APONTE: I think his performance stepped up a lot, I think he has a lot more range.

HEARD: I specifically stepped up my range. When I started doing vocals, I was stuck in a mid-high range, so I didn’t learn how to do lows until a bit later in my career. There was some shitty old head that was like, “That high screaming is corny.” Oh for real? But when I heard this record, it called for more range and the last thing I wanted to do was pull up and not do my fucking job. Pull the bootstraps up, break into some old skills, and I feel like I nailed the mark.

Now that kids are in the picture, has that changed your listening habits?

HEARD: If I’m listening to death metal all the time, I’m gonna be on my spicy mode shit.
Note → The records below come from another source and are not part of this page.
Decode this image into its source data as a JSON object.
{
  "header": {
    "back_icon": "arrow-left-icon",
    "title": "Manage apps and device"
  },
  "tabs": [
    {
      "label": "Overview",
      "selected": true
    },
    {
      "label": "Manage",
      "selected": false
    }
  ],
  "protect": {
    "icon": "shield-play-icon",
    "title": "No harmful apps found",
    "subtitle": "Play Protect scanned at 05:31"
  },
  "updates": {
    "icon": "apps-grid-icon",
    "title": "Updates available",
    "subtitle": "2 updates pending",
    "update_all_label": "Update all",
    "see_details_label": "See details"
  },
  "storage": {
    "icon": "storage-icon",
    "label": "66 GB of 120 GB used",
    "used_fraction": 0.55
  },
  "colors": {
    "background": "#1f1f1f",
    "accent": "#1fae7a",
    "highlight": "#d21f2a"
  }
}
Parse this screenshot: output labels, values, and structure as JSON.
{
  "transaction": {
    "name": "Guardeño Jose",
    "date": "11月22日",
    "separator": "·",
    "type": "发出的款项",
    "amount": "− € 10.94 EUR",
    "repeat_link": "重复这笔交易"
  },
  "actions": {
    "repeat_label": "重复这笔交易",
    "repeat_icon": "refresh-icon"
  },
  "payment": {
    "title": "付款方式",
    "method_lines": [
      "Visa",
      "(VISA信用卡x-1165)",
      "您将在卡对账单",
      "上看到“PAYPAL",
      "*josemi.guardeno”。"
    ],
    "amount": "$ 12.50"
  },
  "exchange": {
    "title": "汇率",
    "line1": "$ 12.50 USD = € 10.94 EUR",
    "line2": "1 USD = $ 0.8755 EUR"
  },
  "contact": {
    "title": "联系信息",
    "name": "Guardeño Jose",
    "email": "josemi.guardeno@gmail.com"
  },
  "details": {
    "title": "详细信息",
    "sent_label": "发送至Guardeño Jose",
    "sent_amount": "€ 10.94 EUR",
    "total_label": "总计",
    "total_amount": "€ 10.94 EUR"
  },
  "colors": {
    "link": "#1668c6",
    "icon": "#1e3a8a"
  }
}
I just kick back and bump mad ’70s and ’80s soul.

That makes sense in light of the Delfonics cover that Nothing recently did.

HEARD: That’s the vibe, Philly/Motown, kick-back soul shit. That was me growing up, my family bumping records, cleaning, cooking. It’s just getting back to what you know and what makes you comfortable to be the best parent you can be.

APONTE: Full circle.

HEARD: You want to be so different from your peoples that you end up being low-key the same.